The two dozen folks listening to Danielle were part of a trial run “eat-up,” an event that some food movement organizers hope will soon crop up in homes, restaurants, and bars around the country. The events are part of a new push by the Restaurant Opportunities Centers United (ROC), the Food Chain Workers Alliance, and others. (See our previous article for more about these organizations.) The goal is to bring awareness and action for workers’ rights, wages, and conditions into the heart of the food movement.

“We are trying to have workers become as trendy as local and organic has become in the industry,” Saru Jayaraman, co-director and co-founder of ROC, told us. “It’s going to take the three stakeholders – workers, good employers, and consumers – working together to actually change things. Any one of those things, if it’s missing, it’s not going to work. Which is why the consumer piece is so critical, and it’s been missing. We’ve actually organized the workers and we’ve organized the employers. We’ve never organized the consumers. There’s a diners’ club that’s basically a credit card, but there’s no organized voice of restaurant consumers demanding change.”

ROC’s efforts to change conditions in the restaurant industry include campaigns to get basic benefits such as paid sick days, and to increase the minimum wage for tipped workers. The group and their allies are gathering signatures and raising support for the Miller-Harkin Fair Minimum Wage Act.
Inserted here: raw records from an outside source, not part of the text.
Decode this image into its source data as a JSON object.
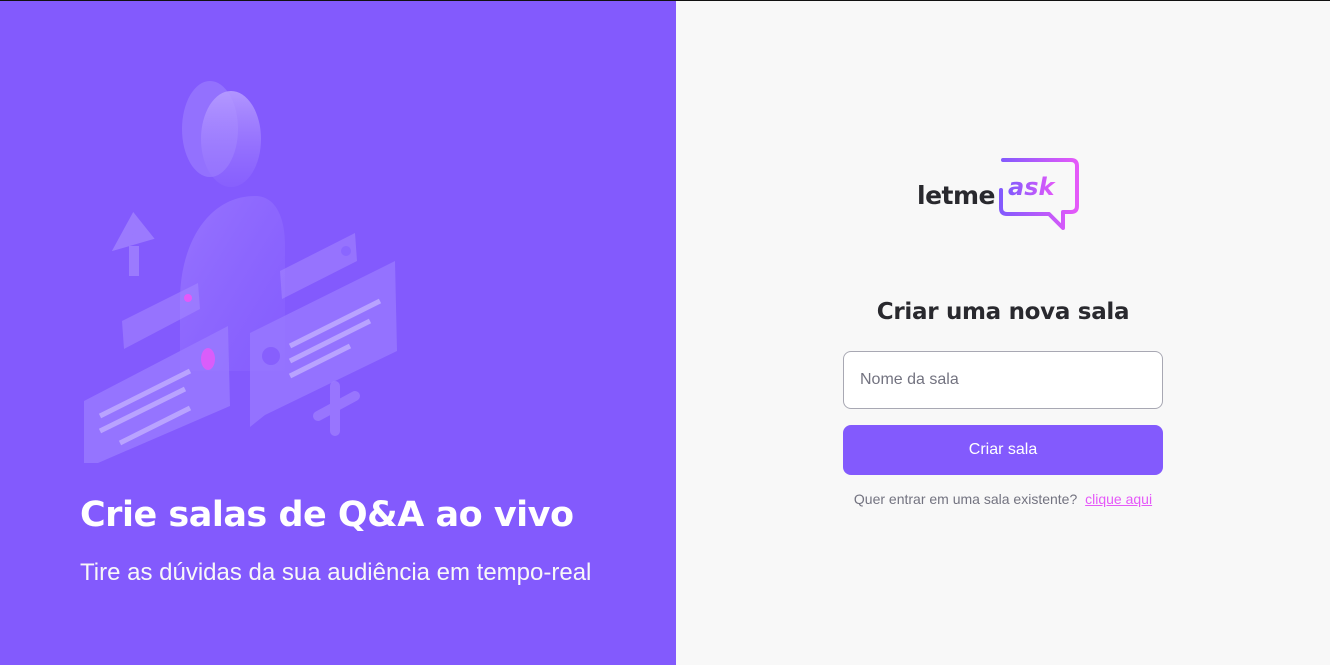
{
  "aside": {
    "title": "Crie salas de Q&A ao vivo",
    "subtitle": "Tire as dúvidas da sua audiência em tempo-real",
    "illustration_icon": "qa-illustration"
  },
  "logo": {
    "text": "letme",
    "accent_text": "ask"
  },
  "form": {
    "title": "Criar uma nova sala",
    "input_placeholder": "Nome da sala",
    "input_value": "",
    "submit_label": "Criar sala",
    "helper_text": "Quer entrar em uma sala existente?",
    "helper_link": "clique aqui"
  },
  "colors": {
    "brand": "#835afd",
    "accent": "#e559f9",
    "background": "#f8f8f8",
    "text": "#29292e",
    "muted": "#737380"
  }
}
If passed, the law would increase the federal minimum wage from $7.25 to $10.10 and the tipped minimum wage from $2.13 to 70% of the regular minimum wage.

ROC also aims to fundamentally shift the power structures that allow the inequities to exist in the first place. “In the long run, it’s really about having a powerful voice of restaurant workers that can counterbalance the power of the National Restaurant Association,” said Jayaraman. “Because these two issues, low wages and lack of paid sick days, are symptoms of the bigger problem of an imbalance of power between this huge powerful industry lobby and restaurant workers. The long-term vision is an industry where workers have an equal voice to employers, have dignity and respect on the job, and have the ability to move up to livable wage jobs regardless of the color of their skin or their gender.”
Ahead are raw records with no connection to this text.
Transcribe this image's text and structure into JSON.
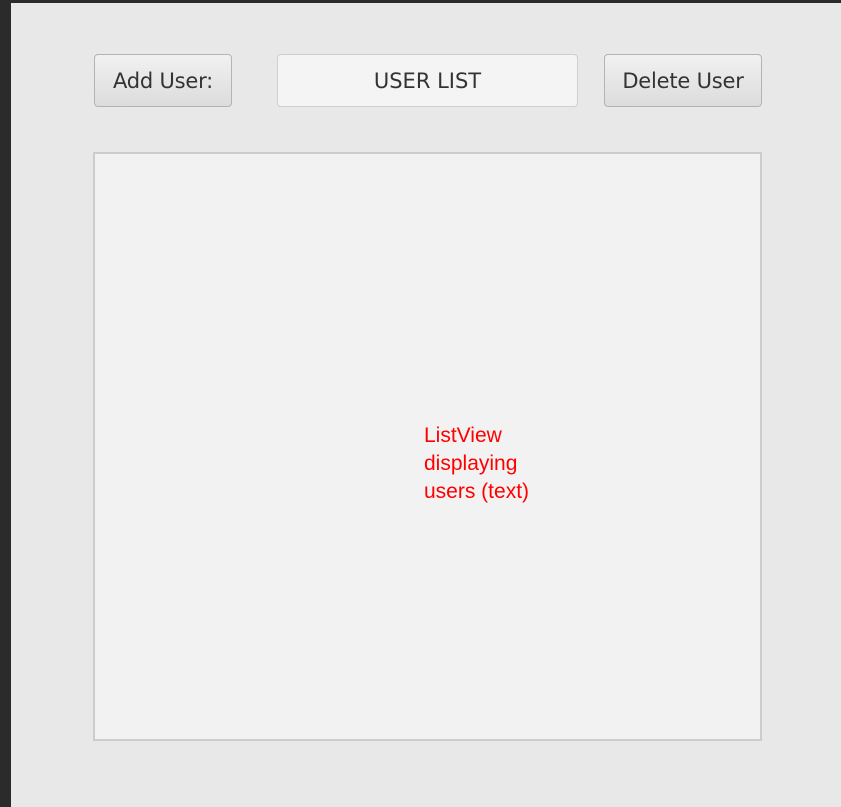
{
  "toolbar": {
    "add_user_label": "Add User:",
    "title_text": "USER LIST",
    "delete_user_label": "Delete User"
  },
  "list_view": {
    "annotation": "ListView\ndisplaying\nusers (text)"
  },
  "colors": {
    "window_background": "#e8e8e8",
    "outer_background": "#2b2b2b",
    "list_background": "#f2f2f2",
    "annotation_text": "#ff0000"
  }
}
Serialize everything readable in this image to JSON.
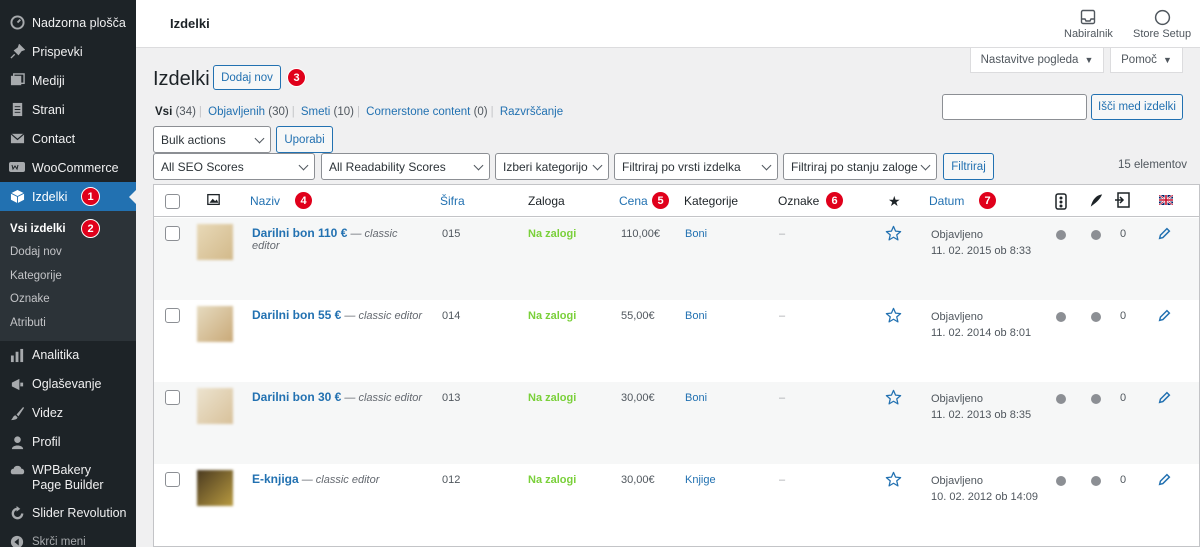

In order to shift this power, ROC says, consumers must join forces with workers.Throughout the country, ROC is helping restaurant diners understand the reality behind their meals. “Say you’re a waitress at an IHOP in Texas, and you’re working a graveyard shift,” Jayaraman said. “Maybe sometimes you get tips, maybe sometimes you don’t. Which means you may be earning $2.13 per hour, the federal minimum wage for tipped workers.

“That means maybe sometimes you can pay the rent, maybe sometimes you can’t. And 70% of the people earning this wage are women. They’re not these wealthy steakhouse servers you might think about in a large urban city. They’re women with children working at Denny’s, Applebee’s, Olive Garden. And a lot of times they struggle to put food on the table. The people who put food on our tables cannot afford to feed themselves.
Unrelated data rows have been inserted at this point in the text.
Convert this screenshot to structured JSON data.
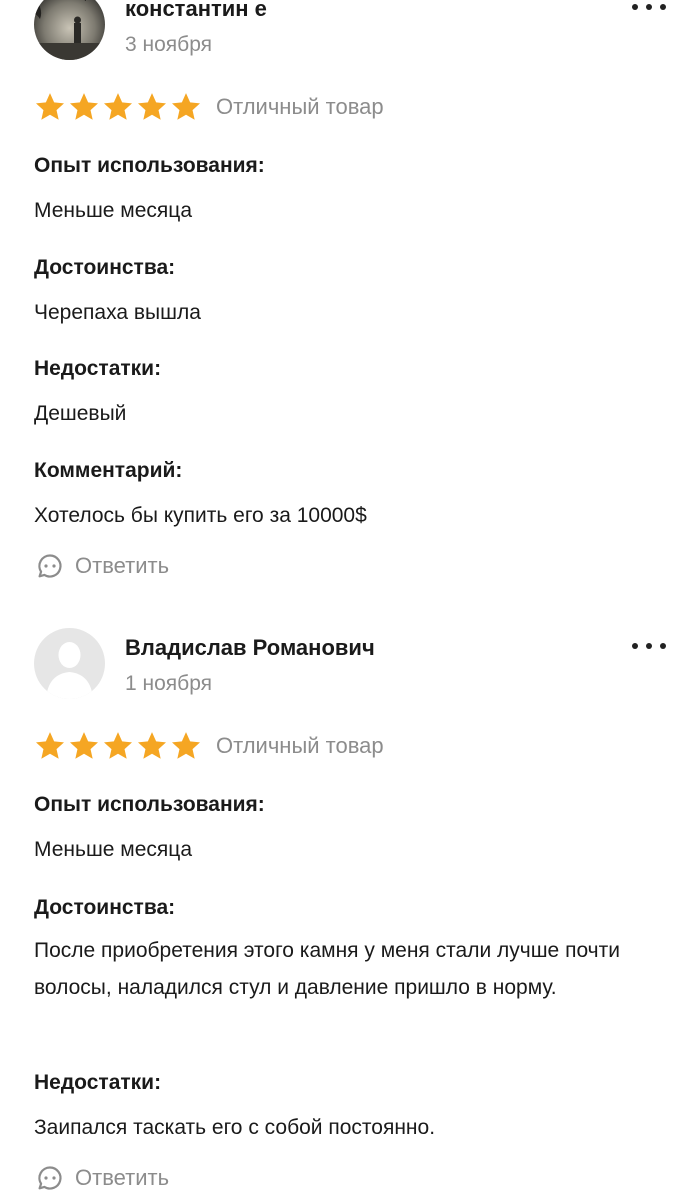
{
  "reviews": [
    {
      "author": "константин е",
      "date": "3 ноября",
      "rating": 5,
      "rating_text": "Отличный товар",
      "sections": [
        {
          "title": "Опыт использования:",
          "text": "Меньше месяца"
        },
        {
          "title": "Достоинства:",
          "text": "Черепаха вышла"
        },
        {
          "title": "Недостатки:",
          "text": "Дешевый"
        },
        {
          "title": "Комментарий:",
          "text": "Хотелось бы купить его за 10000$"
        }
      ],
      "reply_label": "Ответить",
      "avatar_icon": "photo-avatar"
    },
    {
      "author": "Владислав Романович",
      "date": "1 ноября",
      "rating": 5,
      "rating_text": "Отличный товар",
      "sections": [
        {
          "title": "Опыт использования:",
          "text": "Меньше месяца"
        },
        {
          "title": "Достоинства:",
          "text": "После приобретения этого камня у меня стали лучше почти волосы, наладился стул и давление пришло в норму."
        },
        {
          "title": "Недостатки:",
          "text": "Заипался таскать его с собой постоянно."
        }
      ],
      "reply_label": "Ответить",
      "avatar_icon": "default-user-avatar"
    }
  ],
  "colors": {
    "star": "#F5A623",
    "muted_text": "#8C8C8C",
    "text": "#1A1A1A"
  }
}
“It’s super important for us to expand the definition of sustainability and sustainable food,” she said. “Sustainability has to include taking care of everybody who is a part of the food system, who picks, plants, processes, prepares it, and the people who consume it. We all need to be connected and understand our interconnectivity.”

Jayaraman has just published a book Behind the Kitchen Door, which follows the lives of more than a dozen restaurant workers. The book exposes conditions in the industry, such as the facts that 90% of restaurant workers don’t have paid sick leave, restaurant jobs make up seven of the 10 lowest paying occupations in the US, and restaurant workers are twice as likely as the rest of the workforce to be on food stamps.